Blacktooth the Ugly, Chieftain of the Hilltop Horde, finished laughing in my face and leant back in his revolting throne. He gestured with one massive arm.
“Kill them.”
We drew our weapons as orcs charged from all directions, howling war cries so savage as to turn my blood to ice. I parried a thrust from the nearest brute with my rapier, turned his blade aside and ran the devil through. The next instant, one of Blacktooth’s huge guards came at me with a poleaxe, of all weapons, bringing the clumsy weapon down with enough force to cleave me in two. I could do no more than dive to one side as the blade tore a long gash in my finest blue pantaloons. It slammed into the ground where I had been standing, splitting two planks and leaving a gaping hole in the floor.
The gods forbid that blade had nicked me. Everything in that place was foul. The throne was an iron chair, of all things, strewn with the remnants of Blacktooth’s last meal (the contents of which I could not begin to guess at and prefer not to try). Bones and worse things littered the greasy rushes, which crawled with rats and fat insects of every description. Rush torches spewed cloying smoke across the chamber and, from time to time, a glimmer of light. Soot and grime coated everything.
I might have abandoned our quest, here at the end. Penniless I was and starve I might, but what good would gold do me with my belly already filled by an orc’s scimitar? Yet every exit was blocked.

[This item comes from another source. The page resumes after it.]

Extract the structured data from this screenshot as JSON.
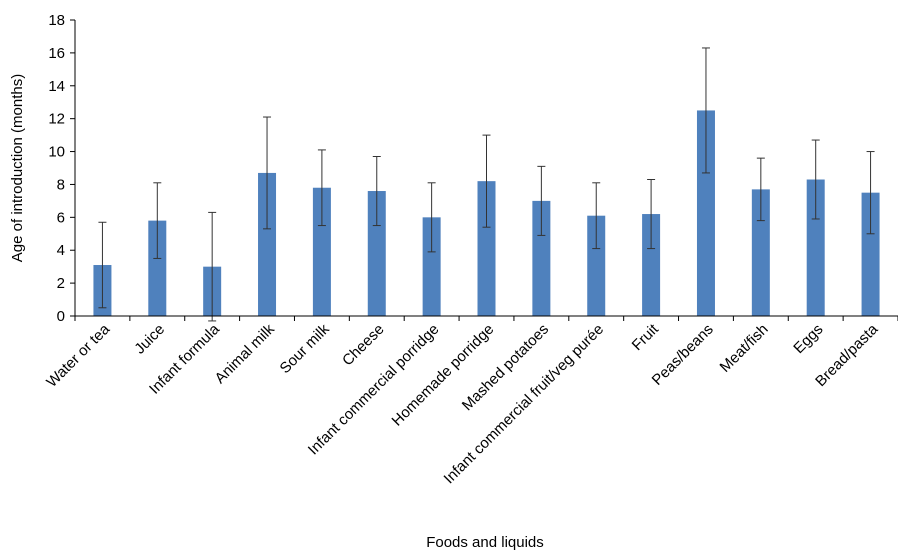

All around were stinking foes, hacking at me with the ugliest of weapons and showing a deplorable lack of finesse. Though I had not yet fought beside Az’Mak, Lord of Axes, nor learnt the bladecraft of ancient Illudor, this was a wretched display and quite beneath me.
“To me,” I cried, rolling to one side as the poleaxe descended once more, leaving another hole in the floor to trip over. I managed to stab my assailant in the ankle and, as he hopped away, howling, scrambled to my feet. “Back to back, friends!”

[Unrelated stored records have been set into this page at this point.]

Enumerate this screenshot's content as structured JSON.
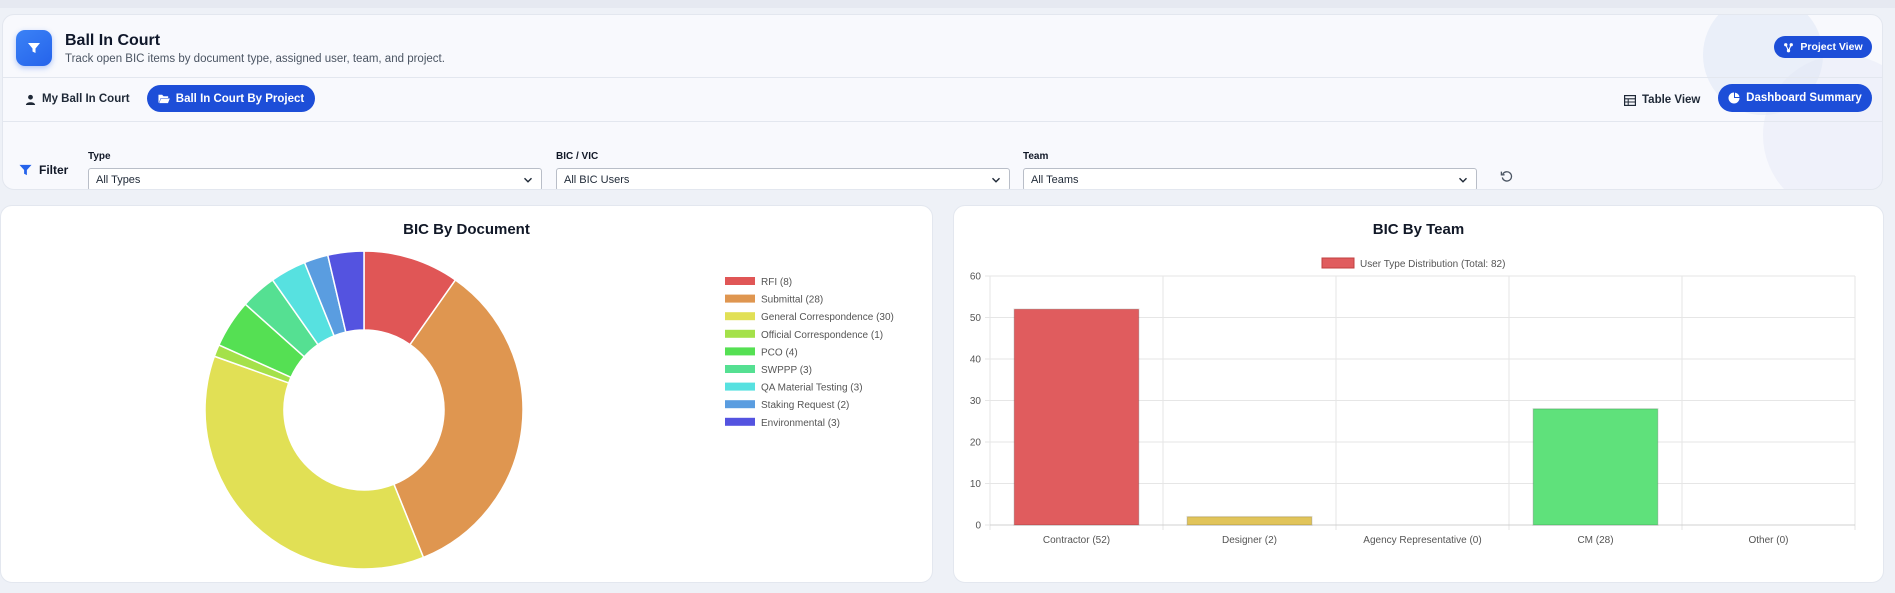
{
  "header": {
    "title": "Ball In Court",
    "subtitle": "Track open BIC items by document type, assigned user, team, and project.",
    "project_view_label": "Project View"
  },
  "tabs": {
    "my_ball_in_court": "My Ball In Court",
    "by_project": "Ball In Court By Project",
    "table_view": "Table View",
    "dashboard_summary": "Dashboard Summary"
  },
  "filters": {
    "label": "Filter",
    "type": {
      "label": "Type",
      "value": "All Types"
    },
    "bic": {
      "label": "BIC / VIC",
      "value": "All BIC Users"
    },
    "team": {
      "label": "Team",
      "value": "All Teams"
    }
  },
  "colors": {
    "primary": "#1d4ed8",
    "accent": "#3b82f6"
  },
  "chart_data": [
    {
      "type": "pie",
      "title": "BIC By Document",
      "labels": [
        "RFI (8)",
        "Submittal (28)",
        "General Correspondence (30)",
        "Official Correspondence (1)",
        "PCO (4)",
        "SWPPP (3)",
        "QA Material Testing (3)",
        "Staking Request (2)",
        "Environmental (3)"
      ],
      "values": [
        8,
        28,
        30,
        1,
        4,
        3,
        3,
        2,
        3
      ],
      "colors": [
        "#e05656",
        "#df9650",
        "#e1e055",
        "#a4e14a",
        "#55e053",
        "#55e092",
        "#57e1e0",
        "#5a9de0",
        "#5453e0"
      ],
      "legend": "right"
    },
    {
      "type": "bar",
      "title": "BIC By Team",
      "series": [
        {
          "name": "User Type Distribution (Total: 82)",
          "values": [
            52,
            2,
            0,
            28,
            0
          ]
        }
      ],
      "categories": [
        "Contractor (52)",
        "Designer (2)",
        "Agency Representative (0)",
        "CM (28)",
        "Other (0)"
      ],
      "bar_colors": [
        "#e05c5e",
        "#e1c45a",
        "#9b9b9b",
        "#5fe17b",
        "#9b9b9b"
      ],
      "yticks": [
        "0",
        "10",
        "20",
        "30",
        "40",
        "50",
        "60"
      ],
      "ylim": [
        0,
        60
      ],
      "grid": true,
      "legend": "top-center"
    }
  ]
}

One orc, overcome with the joy of battle, cleaved the head from one of his fellows out of sheer exuberance. Mojo lifted the creature high into the air and, with a flex of green biceps, flung him bodily into three more.

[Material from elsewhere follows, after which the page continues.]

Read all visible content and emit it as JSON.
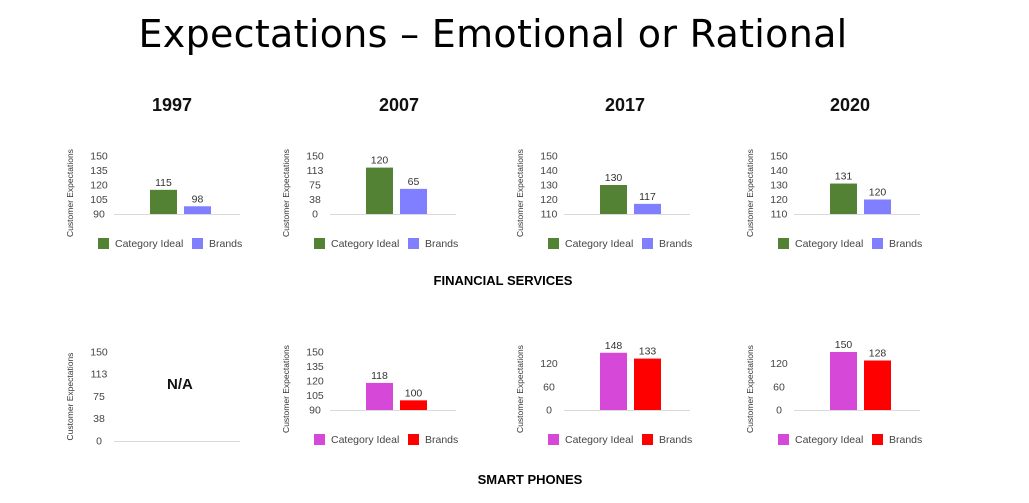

Feliciatia almost put an end to my troubles then and there, her whirling blades converging on my throat faster than I could blink, much less parry. They came to a stop a hair’s breadth from my throat as the elf recognised me, and a drop of blood trickled down one short sword.
She grinned, may the gods curse her. I barely had time to gurgle before she spun away into the mêlée, axes and clubs raining down around her. How she survived is beyond me, but she dodged each blow and carved a path through the orcs. Goblin thralls poured into the throne room from stairs and side chambers until I could hardly breathe from the reek.
“Fine, then,” I muttered as the fighting dissolved into three entirely separate combats, devoid of strategy.
I would say “four”, but Haliban was huddled against a wall, waving his staff feebly at the throng. I rather hoped the necromancer would work some sort of magic, but he merely stood there, gaping.
I have rarely been moved to concern for Haliban the Black. Yet in that moment, seeing the old man surrounded by enemies, I feared for his life. Fortunately, the orcs must have guessed my companion’s trade from his white hair, robes and foul demeanour. They gave him a wide berth, preferring to focus their efforts on the rest of us. Haliban brandished the staff triumphantly.
“Had enough, have you?” he declared to their retreating backs. “I’ve hired kobolds with more gumption. You wouldn’t have lasted five minutes in my campaign against the wood elves!”
At last, our enemies were pressed so tightly into that foetid space that no more could squeeze in and still fight. I lunged and parried, feinted and thrust, and felled no fewer than six of the beasts – and these were not ideal conditions for fencing.
I was feeling rather pleased with myself, notwithstanding my impending demise, when a gigantic figure loomed over me, and I realised the end had indeed come.
Blacktooth the Ugly, Chieftain of the Hilltop Horde, stood before me.